Given that Bushmaster .223-caliber rifle used in the School shooting was reportedly legally registered with the killer’s mother, the Google Map sparked a debate about whether gun owners should be labeled like other potential menaces to society, “The implications are mind-boggling,” said Marine Scott F. Williams to The Journal News, “It’s as if gun owners are sex offenders (and) to own a handgun risks exposure as if one is a sex offender. It’s, in my mind, crazy.”
Blogger Christopher Fountain took the debate into his own hands, publishing the personal information of The Journals‘ staff. “Hundreds of thousands of readers; Janet, you have a great Christmas Eve,” he wrote, after a popular political outlet, Instapundit, linked to his post.
Ironically, the promise of open data was supposed to lead to open-minded discussion. “If the broad light of day could be let in upon men’s actions, it would purify them as the sun disinfects,” reads the often-cited quote from Supreme Court Justice Louis Brandeis, who stands a champion to modern-day nonprofits fighting for greater access to health, legislative, and administrative government data.

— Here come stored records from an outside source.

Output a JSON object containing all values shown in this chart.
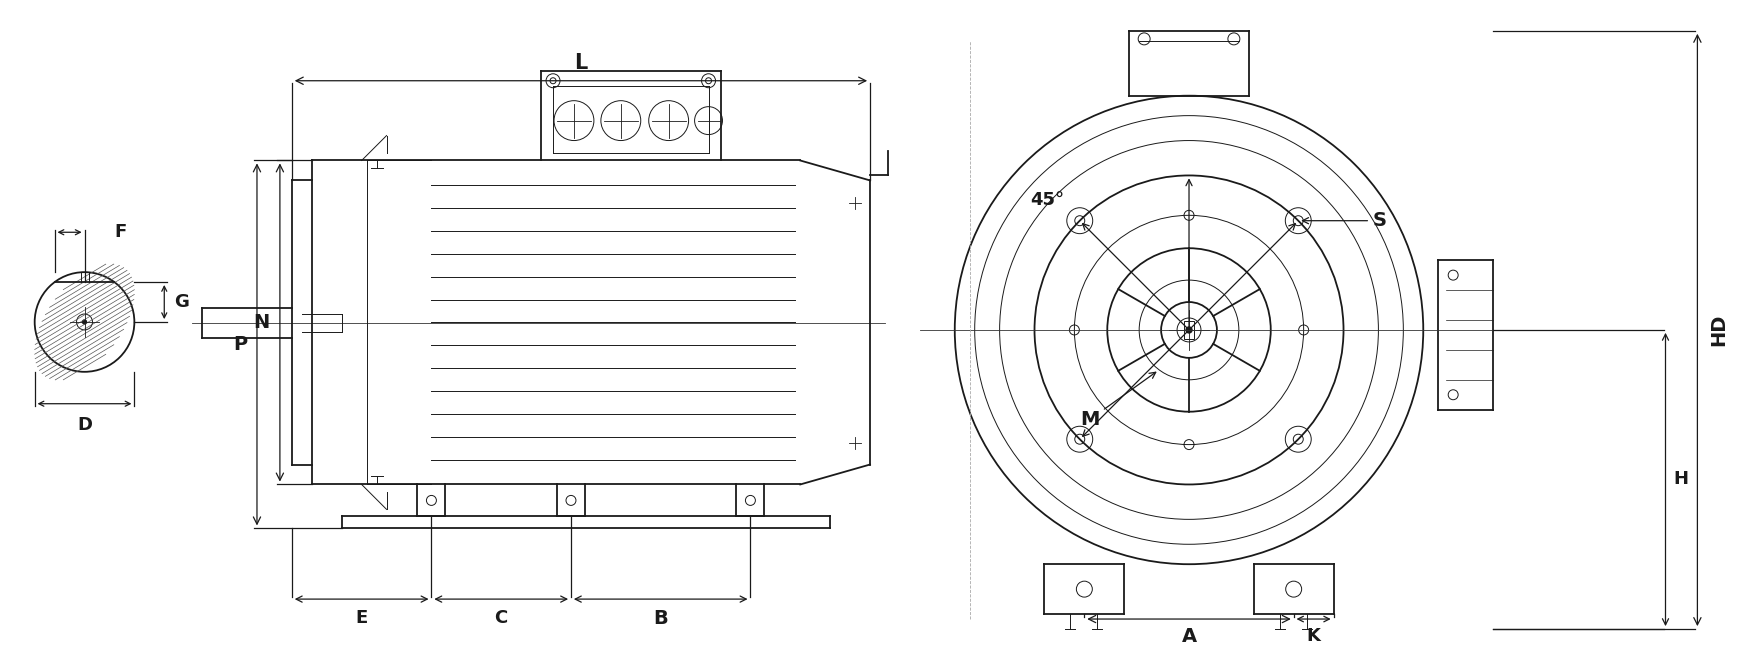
{
  "bg_color": "#ffffff",
  "line_color": "#1a1a1a",
  "fig_width": 17.57,
  "fig_height": 6.51,
  "labels": {
    "L": "L",
    "B": "B",
    "C": "C",
    "E": "E",
    "P": "P",
    "N": "N",
    "F": "F",
    "G": "G",
    "D": "D",
    "S": "S",
    "M": "M",
    "A": "A",
    "K": "K",
    "H": "H",
    "HD": "HD",
    "angle": "45°"
  },
  "font_size": 13
}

Open data advocates have struggled to get media attention for their utopian vision of automated government services. This latest use of open data via Google Maps, both to publish gun permit ownership and journalists’ geolocation data, seems to have hit the media sweet spot, as it plays into our debased partisan interests. It appears that transparency lends itself equally to being both a tool of democracy or a partisan weapon.